DNA ALKYLATION PROPERTIES OF ENHANCED FUNCTIONAL ANALOGS OF CC-1065 INCORPORATING THE 1,2,9,9A-TETRAHYDROCYCLOPROPA[1,2-C]BENZ[1,2-E]INDOL-4-ONE (CBI) ALKYLATION SUBUNIT

Full details of a study of the DNA alkylation properties of analogs of (+)-CC-1065 possessing the 1,2,9,9a-tetrahydrocyclopropa[1,2-c]benz[1,2-e]indol-4-one (CBI)alkylation subunit are described. Both enantiomers of N-BOC-CBI, a simple derivative of the alkylation subunit, exhibit an identical profile of DNA alkylation that is not distinguishable from that of (+)-N-BOC-CPI, the authentic alkylation subunit of (+)-CC-1065. In addition, the intensity of DNA alkylation as judged by the concentration of agent required for SV40 DNA fragment alkylation was determined to follow the following order: (+)-N-BOC-CBI > (-)-N-BOC-CBI (ca. 5-10X) and (+)-N-BOC-CBI > (+)-N-BOC-CPI (ca. 3-6x). A total of 40-45% of the adenines in the double-stranded DNA examined were found to be alkylated over a 10-fold agent concentration range. With three exceptions, the alkylation was found to occur at adenine flanked by a single 5' A or T base with a preference for 5'-d(AA)-3' > 5'-d(TA)-3'. In contrast, (+)-CBI-CDPI2 was found to alkylate DNA in a more selective fashion, and a total of 20-25% of the adenines were alkylated over a 1000-10000-fold agent concentration range.
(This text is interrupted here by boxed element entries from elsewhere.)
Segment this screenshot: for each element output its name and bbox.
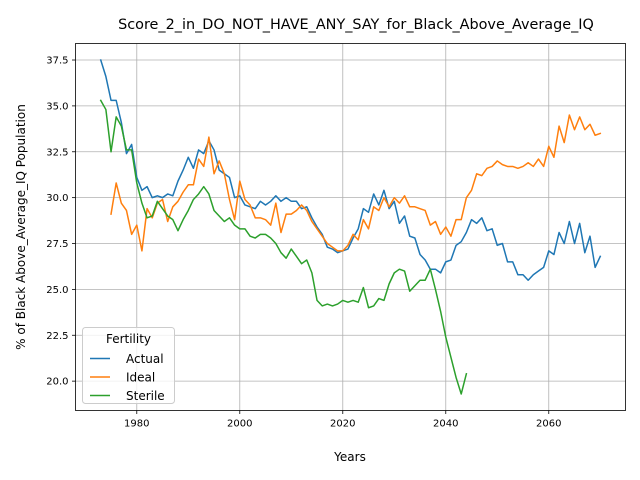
- x-axis-label: Years: [333, 450, 366, 464]
- x-tick-label: 2020: [330, 419, 355, 430]
- series-line-ideal: [110, 114, 602, 252]
- series-line-sterile: [99, 99, 468, 395]
- y-tick-label: 32.5: [46, 147, 68, 158]
- plot-series: [99, 59, 602, 395]
- legend-label-ideal: Ideal: [126, 371, 155, 385]
- y-tick-label: 37.5: [46, 56, 68, 67]
- y-tick-label: 35.0: [46, 101, 68, 112]
- x-tick-label: 2060: [536, 419, 561, 430]
- y-tick-label: 25.0: [46, 285, 68, 296]
- y-tick-label: 22.5: [46, 331, 68, 342]
- chart-title: Score_2_in_DO_NOT_HAVE_ANY_SAY_for_Black…: [118, 17, 594, 33]
- y-tick-label: 30.0: [46, 193, 68, 204]
- y-axis-label: % of Black Above_Average_IQ Population: [14, 104, 28, 350]
- plot-frame: [75, 43, 626, 411]
- x-tick-label: 2040: [433, 419, 458, 430]
- legend-title: Fertility: [106, 332, 151, 346]
- legend-label-actual: Actual: [126, 352, 164, 366]
- y-tick-label: 20.0: [46, 377, 68, 388]
- legend-label-sterile: Sterile: [126, 389, 165, 403]
- series-line-actual: [99, 59, 602, 281]
- legend-box: [82, 327, 175, 404]
- x-tick-label: 2000: [227, 419, 252, 430]
- y-tick-label: 27.5: [46, 239, 68, 250]
- y-axis-ticks: 20.0 22.5 25.0 27.5 30.0 32.5 35.0 37.5: [46, 56, 76, 388]
- x-tick-label: 1980: [124, 419, 149, 430]
- legend-items: Actual Ideal Sterile: [90, 352, 165, 403]
- legend: Fertility Actual Ideal Sterile: [82, 327, 175, 404]
- x-axis-ticks: 1980 2000 2020 2040 2060: [124, 410, 561, 430]
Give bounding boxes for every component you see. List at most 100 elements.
The DNA alkylation was found to proceed with greater intensity (ca. 10000X) and with a readily distinguishable profile of selectivity in which the adenine N-3 alkylation site proved to be flanked by two 5' A or T bases: 5'-d(AAA)-3' > 5'-d(TTA)-3' > 5-d(TAA)-3' greater-than-or-equal-to 5'-d(ATA)-3'. With (+)-CBI-CDPI2 there proved to be a strong preference for the fourth 5' base to be A or T, 5'-d(A/TXXA)-3' > 5'-d(G/CXXA)-3', a weaker preference for the fifth 5' base to be A or T, 5'-d(A/TXXXA)-3' > 5'-d(G/CXXXA)-3', and a weak preference for the 3' base preceding the alkylation site to be a purine base, 5'-d(NNXXAPu)-3' greater-than-or-equal-to 5'-(NNXXAPy)-3', where X = A or T. Potentially contributing to their enhanced cytotoxic potency, the CBI-based agents were found to alkylate DNA with a greater intensity and a faster relative rate than the corresponding CPI-based agent (e.g. k((+)-CBI-indole2)/k((+)-CPI-indole2) = 14). A discussion of the potential origin of the alkylation selectivity and the origin of the distinctions in the CBI and CPI-based agents is provided.